Westbrook's steal was the final of Utah's 17 turnovers, which led to 16 Thunder points. It was one of a trio of areas in which the Thunder looked night-and-day different than it did against the Knicks on Sunday, when OKC forced a season-low six turnovers.
Two nights after allowing 19 offensive rebounds, the Thunder yielded only six to a Jazz team that has bullied it on the boards plenty in the past. Thanks to that rebounding effort, the Thunder surrendered just seven second-chance points.
Jazz big men Al Jefferson and Paul Millsap combined for 17 rebounds and only two on the offensive end. Given how ineffective that tandem was despite playing 32 and 38 minutes, respectively, the Jazz were powerless to keep up with the Thunder.
More impressively, the Thunder limited Millsap and Jefferson to 23 points on 24 shots.
“We did a good job of doing our work early and making their catches further out,” Collison said. “The further out they catch it, the more we can get (help) from the perimeter player. And our guards were doing a good job of being active and making them guess. They couldn't just get into their move. And then the biggest thing is we just kept them off the board.

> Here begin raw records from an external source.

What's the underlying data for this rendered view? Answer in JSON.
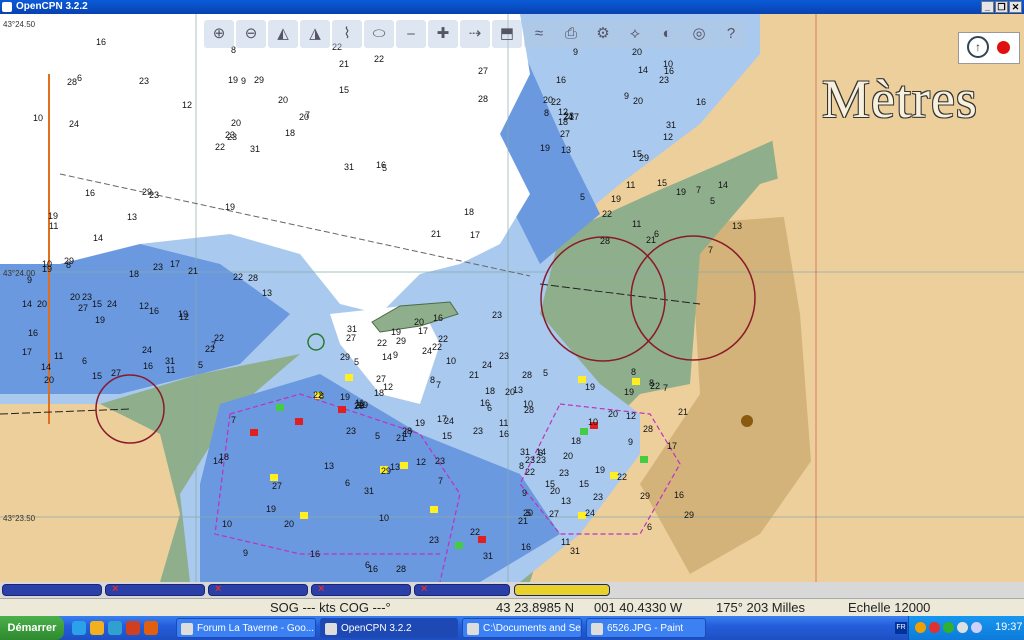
{
  "window": {
    "title": "OpenCPN 3.2.2",
    "buttons": [
      "_",
      "❐",
      "✕"
    ]
  },
  "chart": {
    "units_label": "Mètres",
    "lat_labels": [
      "43°24.50",
      "43°24.00",
      "43°23.50"
    ],
    "depth_soundings": [
      "31",
      "28",
      "23",
      "19",
      "20",
      "23",
      "22",
      "29",
      "21",
      "18",
      "16",
      "17",
      "24",
      "27",
      "22",
      "15",
      "14",
      "19",
      "20",
      "16",
      "12",
      "11",
      "13",
      "9",
      "7",
      "5",
      "6",
      "8",
      "10"
    ],
    "colors": {
      "deep": "#ffffff",
      "medium": "#a9c9ee",
      "shallow": "#6a99e0",
      "drying": "#8fae8c",
      "land": "#edcf9c",
      "built": "#d4b37a"
    }
  },
  "toolbar": {
    "icons": [
      "zoom-in-icon",
      "zoom-out-icon",
      "scale-in-icon",
      "scale-out-icon",
      "route-icon",
      "tide-icon",
      "measure-icon",
      "waypoint-icon",
      "track-icon",
      "ais-icon",
      "current-icon",
      "print-icon",
      "settings-icon",
      "route-manager-icon",
      "colorscheme-icon",
      "anchor-watch-icon",
      "help-icon"
    ],
    "glyphs": [
      "⊕",
      "⊖",
      "◭",
      "◮",
      "⌇",
      "⬭",
      "⎯",
      "✚",
      "⇢",
      "⬒",
      "≈",
      "⎙",
      "⚙",
      "⟡",
      "◐",
      "◎",
      "?"
    ]
  },
  "chartbar_buttons": [
    {
      "label": "",
      "color": "#2a3fa8",
      "has_x": false
    },
    {
      "label": "",
      "color": "#2a3fa8",
      "has_x": true
    },
    {
      "label": "",
      "color": "#2a3fa8",
      "has_x": true
    },
    {
      "label": "",
      "color": "#2a3fa8",
      "has_x": true
    },
    {
      "label": "",
      "color": "#2a3fa8",
      "has_x": true
    },
    {
      "label": "",
      "color": "#e8d22a",
      "has_x": false
    }
  ],
  "status": {
    "sog_cog": "SOG --- kts  COG ---°",
    "lat": "43 23.8985 N",
    "lon": "001 40.4330 W",
    "bearing_range": "175°  203 Milles",
    "scale": "Echelle 12000"
  },
  "taskbar": {
    "start_label": "Démarrer",
    "tasks": [
      {
        "label": "Forum La Taverne - Goo...",
        "active": false
      },
      {
        "label": "OpenCPN 3.2.2",
        "active": true
      },
      {
        "label": "C:\\Documents and Settin...",
        "active": false
      },
      {
        "label": "6526.JPG - Paint",
        "active": false
      }
    ],
    "lang": "FR",
    "clock": "19:37"
  }
}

That's what we've struggled with against them in the past.”
After allowing the Knicks to knock down 15 3-pointers Sunday, the Thunder shut off the Jazz's perimeter attack and limited Utah to 7-for-25 shooting from 3-point range. Meanwhile, guard Thabo Sefolosha drained four 3s by himself for the Thunder.
Nothing illustrated the Thunder's defensive turnaround quite like scoring by quarter. New York scored at least 29 points in all three periods Sunday. On this night, Utah scored more than 19 points in only one quarter.
“We had great intensity,” Brooks said. “We came out with the mindset of getting stops every time down the court, and we did that.”